Feeling understood and heard can also help a team be more engaged in their work. For example, if a manager accepts to adjust a person’s work schedule, this person may feel more motivated at other moments. On the contrary, a manager who feels secure to express his/her emotions or difficulties in front of the team may also be able to count on them thanks to this sincerity. In summary, we are back to the basics: if we feel comfortable and secure at work, there will necessarily have positive consequences as to our productivity!
Empathy is not natural for everybody. Yet, it is possible to develop this quality. Here are a couple of tips you can try to do so.
You can practice empathetic listening: try to really listen to the person talking to you without thinking about what you are about to respond and without interrupting him/her. In this type of active listening, the goal is to refrain from judging, minimizing a situation or finding a solution. Most of the time, the person talking to you (who feels understood) will share more and be in a place where he/she can express what he/she really feels.

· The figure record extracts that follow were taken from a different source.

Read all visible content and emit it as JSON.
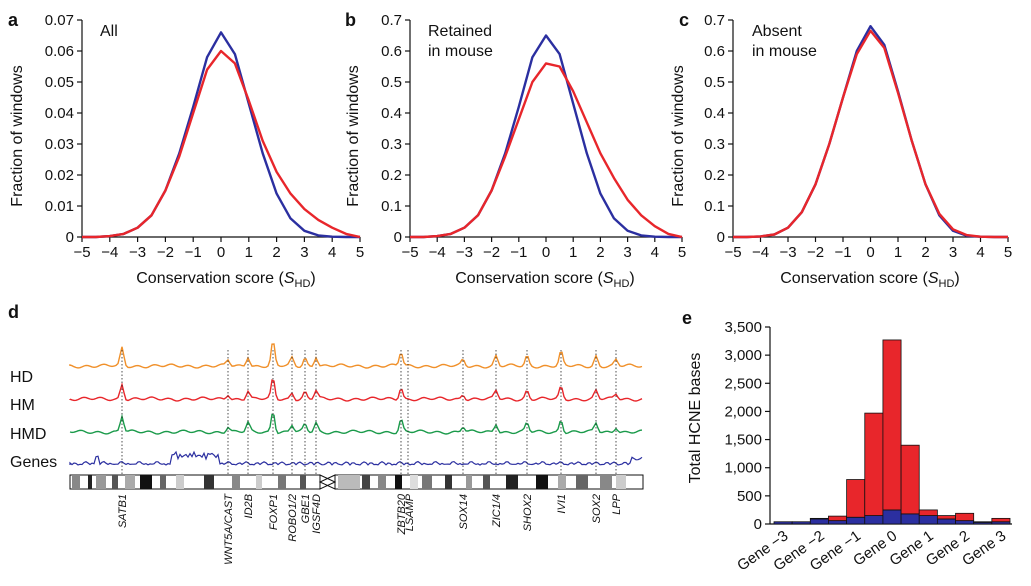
{
  "panel_labels": {
    "a": "a",
    "b": "b",
    "c": "c",
    "d": "d",
    "e": "e"
  },
  "colors": {
    "blue": "#2b2fa0",
    "red": "#e8262b",
    "orange": "#f0902a",
    "green": "#1a9a4a",
    "axis": "#111111"
  },
  "chart_data": [
    {
      "id": "a",
      "type": "line",
      "annotation": "All",
      "xlabel_main": "Conservation score (",
      "xlabel_var": "S",
      "xlabel_sub": "HD",
      "xlabel_close": ")",
      "ylabel": "Fraction of windows",
      "xlim": [
        -5,
        5
      ],
      "ylim": [
        0,
        0.07
      ],
      "xticks": [
        "-5",
        "-4",
        "-3",
        "-2",
        "-1",
        "0",
        "1",
        "2",
        "3",
        "4",
        "5"
      ],
      "yticks": [
        "0",
        "0.01",
        "0.02",
        "0.03",
        "0.04",
        "0.05",
        "0.06",
        "0.07"
      ],
      "x": [
        -5,
        -4.5,
        -4,
        -3.5,
        -3,
        -2.5,
        -2,
        -1.5,
        -1,
        -0.5,
        0,
        0.5,
        1,
        1.5,
        2,
        2.5,
        3,
        3.5,
        4,
        4.5,
        5
      ],
      "series": [
        {
          "color": "#2b2fa0",
          "values": [
            0,
            0,
            0.0003,
            0.001,
            0.003,
            0.007,
            0.015,
            0.027,
            0.042,
            0.058,
            0.066,
            0.059,
            0.043,
            0.027,
            0.014,
            0.006,
            0.002,
            0.0005,
            0.0001,
            0,
            0
          ]
        },
        {
          "color": "#e8262b",
          "values": [
            0,
            0,
            0.0003,
            0.001,
            0.003,
            0.007,
            0.015,
            0.026,
            0.04,
            0.054,
            0.06,
            0.056,
            0.044,
            0.031,
            0.021,
            0.014,
            0.009,
            0.0055,
            0.003,
            0.001,
            0
          ]
        }
      ]
    },
    {
      "id": "b",
      "type": "line",
      "annotation": "Retained\nin mouse",
      "xlabel_main": "Conservation score (",
      "xlabel_var": "S",
      "xlabel_sub": "HD",
      "xlabel_close": ")",
      "ylabel": "Fraction of windows",
      "xlim": [
        -5,
        5
      ],
      "ylim": [
        0,
        0.7
      ],
      "xticks": [
        "-5",
        "-4",
        "-3",
        "-2",
        "-1",
        "0",
        "1",
        "2",
        "3",
        "4",
        "5"
      ],
      "yticks": [
        "0",
        "0.1",
        "0.2",
        "0.3",
        "0.4",
        "0.5",
        "0.6",
        "0.7"
      ],
      "x": [
        -5,
        -4.5,
        -4,
        -3.5,
        -3,
        -2.5,
        -2,
        -1.5,
        -1,
        -0.5,
        0,
        0.5,
        1,
        1.5,
        2,
        2.5,
        3,
        3.5,
        4,
        4.5,
        5
      ],
      "series": [
        {
          "color": "#2b2fa0",
          "values": [
            0,
            0,
            0.003,
            0.01,
            0.03,
            0.07,
            0.15,
            0.27,
            0.42,
            0.58,
            0.65,
            0.59,
            0.43,
            0.27,
            0.14,
            0.06,
            0.02,
            0.005,
            0.001,
            0,
            0
          ]
        },
        {
          "color": "#e8262b",
          "values": [
            0,
            0,
            0.003,
            0.01,
            0.03,
            0.07,
            0.15,
            0.26,
            0.38,
            0.5,
            0.56,
            0.55,
            0.47,
            0.37,
            0.27,
            0.19,
            0.12,
            0.07,
            0.035,
            0.01,
            0
          ]
        }
      ]
    },
    {
      "id": "c",
      "type": "line",
      "annotation": "Absent\nin mouse",
      "xlabel_main": "Conservation score (",
      "xlabel_var": "S",
      "xlabel_sub": "HD",
      "xlabel_close": ")",
      "ylabel": "Fraction of windows",
      "xlim": [
        -5,
        5
      ],
      "ylim": [
        0,
        0.7
      ],
      "xticks": [
        "-5",
        "-4",
        "-3",
        "-2",
        "-1",
        "0",
        "1",
        "2",
        "3",
        "4",
        "5"
      ],
      "yticks": [
        "0",
        "0.1",
        "0.2",
        "0.3",
        "0.4",
        "0.5",
        "0.6",
        "0.7"
      ],
      "x": [
        -5,
        -4.5,
        -4,
        -3.5,
        -3,
        -2.5,
        -2,
        -1.5,
        -1,
        -0.5,
        0,
        0.5,
        1,
        1.5,
        2,
        2.5,
        3,
        3.5,
        4,
        4.5,
        5
      ],
      "series": [
        {
          "color": "#2b2fa0",
          "values": [
            0,
            0,
            0.002,
            0.008,
            0.03,
            0.08,
            0.17,
            0.3,
            0.45,
            0.6,
            0.68,
            0.62,
            0.47,
            0.31,
            0.17,
            0.07,
            0.02,
            0.004,
            0.001,
            0,
            0
          ]
        },
        {
          "color": "#e8262b",
          "values": [
            0,
            0,
            0.002,
            0.008,
            0.03,
            0.08,
            0.17,
            0.3,
            0.45,
            0.59,
            0.665,
            0.61,
            0.465,
            0.31,
            0.17,
            0.075,
            0.025,
            0.006,
            0.001,
            0,
            0
          ]
        }
      ]
    },
    {
      "id": "e",
      "type": "bar",
      "stacked": true,
      "ylabel": "Total HCNE bases",
      "ylim": [
        0,
        3500
      ],
      "yticks": [
        "0",
        "500",
        "1,000",
        "1,500",
        "2,000",
        "2,500",
        "3,000",
        "3,500"
      ],
      "categories": [
        "Gene −3",
        "",
        "Gene −2",
        "",
        "Gene −1",
        "",
        "Gene 0",
        "",
        "Gene 1",
        "",
        "Gene 2",
        "",
        "Gene 3"
      ],
      "series": [
        {
          "color": "#2b2fa0",
          "values": [
            40,
            40,
            90,
            60,
            120,
            150,
            250,
            180,
            150,
            90,
            60,
            30,
            40
          ]
        },
        {
          "color": "#e8262b",
          "values": [
            0,
            0,
            10,
            80,
            670,
            1820,
            3020,
            1220,
            100,
            60,
            130,
            10,
            60
          ]
        }
      ]
    }
  ],
  "tracks": {
    "labels": [
      "HD",
      "HM",
      "HMD",
      "Genes"
    ],
    "genes": [
      "SATB1",
      "WNT5A/CAST",
      "ID2B",
      "FOXP1",
      "ROBO1/2",
      "GBE1",
      "IGSF4D",
      "ZBTB20",
      "LSAMP",
      "SOX14",
      "ZIC1/4",
      "SHOX2",
      "IVI1",
      "SOX2",
      "LPP"
    ]
  }
}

What is the need that your interlocutor is seeking to express? Is it a need for clarity, consistency, acknowledgment, sharing, consideration? You can try to guess and actually ask your interlocutor if you are right and what his/her actual need may be. This exercise, inspired by non-violent communication will help both of you find the root of a subject or problem.
The emotions of other people are not yours, do not to forget this. It is not helpful to get overwhelmed by what others are experimenting. Simply try to receive what you hear with kindness, while stepping back from what the situation may generate in you.